Понимая, что нацисты пока что и не подозревают о заговоре, Бонхёффер и его товарищи продолжали сложную игру на многих уровнях. Заговор существовал и развивался, и хотя сами они оказались за решеткой, с Гитлером в любой момент могли покончить, и тогда они вышли бы на свободу. Главной задачей было скрыть существование заговора, не проговориться ни о чем, чего допрашивающие не знали, а знали они пока очень мало. Бонхёффер и Донаньи собирались симулировать полную невиновность по предъявленным обвинениям и уж конечно делать вид, будто сверх этих обвинений им и предъявить нечего. Надо сказать, в осуществлении своего плана они вполне преуспели.
Стратегия
Бонхёффер и Донаньи согласовали стратегию защиты: Дитрих тут вообще ни при чем, наивный пастор, понятия не имеющий о большой политике. Нужно было полностью сосредоточить интерес гестаповцев на Донаньи, чей блестящий юридический ум и лучшее знание внутренних деталей заговора позволяли ему лучше отразить натиск Рёдера.

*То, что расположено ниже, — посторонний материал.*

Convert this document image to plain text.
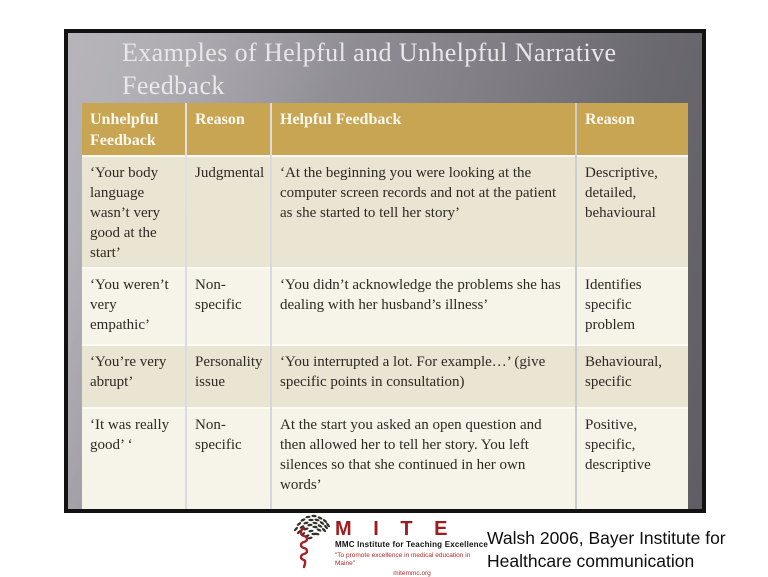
Examples of Helpful and Unhelpful Narrative Feedback
Unhelpful Feedback	Reason	Helpful Feedback	Reason
‘Your body language wasn’t very good at the start’	Judgmental	‘At the beginning you were looking at the computer screen records and not at the patient as she started to tell her story’	Descriptive, detailed, behavioural
‘You weren’t very empathic’	Non-specific	‘You didn’t acknowledge the problems she has dealing with her husband’s illness’	Identifies specific problem
‘You’re very abrupt’	Personality issue	‘You interrupted a lot. For example…’ (give specific points in consultation)	Behavioural, specific
‘It was really good’ ‘	Non-specific	At the start you asked an open question and then allowed her to tell her story. You left silences so that she continued in her own words’	Positive, specific, descriptive
M I T E
MMC Institute for Teaching Excellence
"To promote excellence in medical education in Maine"
mitemmc.org
Walsh 2006, Bayer Institute for Healthcare communication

На Пасху Донаньи воспользовался правом написать очередное письмо, чтобы поздравить не родителей, но товарища по заключению – он прекрасно понимал, что письмо будет прочитано Рёдером, и старался внушить следователю определенное представление о причастности (вернее, непричастности) Дитриха к делу. Письмо, отправленное в Страстную пятницу 23 апреля, гласит:
Дорогой Дитрих,
Не знаю, позволят ли мне послать тебе эту весточку, но я попытаюсь. Слышен звон церковных колоколов, сзывающих на службу… Ты не можешь себе представить, как я горюю о том, что причинил тебе, Кристель, детям и моим родителям все это, о том, что из-за меня ты и моя дорогая супруга лишились свободы.